Monday, August 30, 2021, Royal Albert Hall, London

Broadcast live on BBC Radio 3 from 7.30 p.m.

The evening opened with The Way to Castle Yonder, music compiled from interludes in Oliver Knussen’s Sendak opera Higgledy Piggledy Pop! – brilliantly scored, so inventive and expressive, the MCO and Sir George relishing every descriptive facet. There followed the first performance of Three Consorts, pieces by Purcell transcribed by George Benjamin, at once respectful and liberated: a perfect example of musical minds meeting en rapport, however far apart they might be in time and seem to be in terms of style.

Surprisingly, Pierre-Laurent Aimard didn’t quite fit with the Ravel (even though it’s music he has played for years, and recorded, with Boulez), and the MCO was less than pristine initially. The opening movement was sluggish, Aimard unkempt at times, the Finale similarly, and the central Adagio dragged and occasionally stabbed at; lovely woodwind contributions though, for which Aimard accompanied delicately. The pianist offered an encore, George Benjamin’s Relativity Rag, far more complex and rag-wayward than the title might suggest, if enjoyable as a rug-pulling study, played with aplomb.

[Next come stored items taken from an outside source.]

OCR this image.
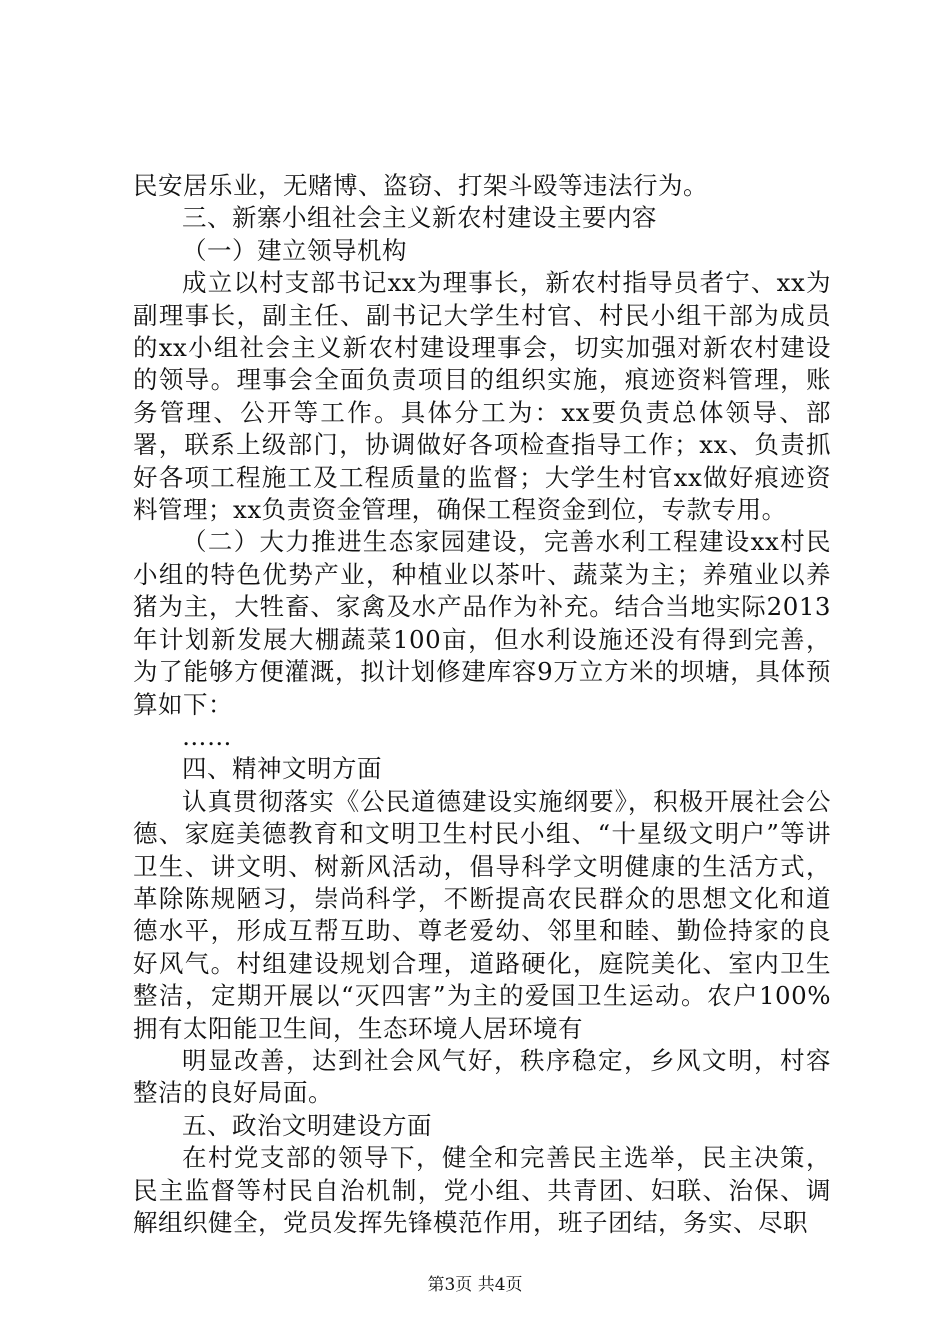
民安居乐业，无赌博、盗窃、打架斗殴等违法行为。

三、新寨小组社会主义新农村建设主要内容

（一）建立领导机构

成立以村支部书记xx为理事长，新农村指导员者宁、xx为副理事长，副主任、副书记大学生村官、村民小组干部为成员的xx小组社会主义新农村建设理事会，切实加强对新农村建设的领导。理事会全面负责项目的组织实施，痕迹资料管理，账务管理、公开等工作。具体分工为：xx要负责总体领导、部署，联系上级部门，协调做好各项检查指导工作；xx、负责抓好各项工程施工及工程质量的监督；大学生村官xx做好痕迹资料管理；xx负责资金管理，确保工程资金到位，专款专用。

（二）大力推进生态家园建设，完善水利工程建设xx村民小组的特色优势产业，种植业以茶叶、蔬菜为主；养殖业以养猪为主，大牲畜、家禽及水产品作为补充。结合当地实际2013年计划新发展大棚蔬菜100亩，但水利设施还没有得到完善，为了能够方便灌溉，拟计划修建库容9万立方米的坝塘，具体预算如下：

……

四、精神文明方面

认真贯彻落实《公民道德建设实施纲要》，积极开展社会公德、家庭美德教育和文明卫生村民小组、“十星级文明户”等讲卫生、讲文明、树新风活动，倡导科学文明健康的生活方式，革除陈规陋习，崇尚科学，不断提高农民群众的思想文化和道德水平，形成互帮互助、尊老爱幼、邻里和睦、勤俭持家的良好风气。村组建设规划合理，道路硬化，庭院美化、室内卫生整洁，定期开展以“灭四害”为主的爱国卫生运动。农户100%拥有太阳能卫生间，生态环境人居环境有

明显改善，达到社会风气好，秩序稳定，乡风文明，村容整洁的良好局面。

五、政治文明建设方面

在村党支部的领导下，健全和完善民主选举，民主决策，民主监督等村民自治机制，党小组、共青团、妇联、治保、调解组织健全，党员发挥先锋模范作用，班子团结，务实、尽职

第3页 共4页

This without-interval Prom ended with further Benjamin, the premiere of his Concerto for Orchestra (BBC/MCO co-commission), in memoriam Knussen. More a one-movement Symphony (of fifteen minutes), music of exposition, development and direction, the ‘concerto’ element being concerned with keeping the players busy and sharing the limelight, all instrumental departments catered for, played with confidence and sensitivity. It’s a texturally alluring opus, sometimes shadowy, sometimes agile and glinting, that is with elements of ‘slow’ movement and scherzo … but maybe the disintegrated closing bars, marked by sadness, aren’t quite where the piece seemed to be going… time will tell, another listen is mandatory.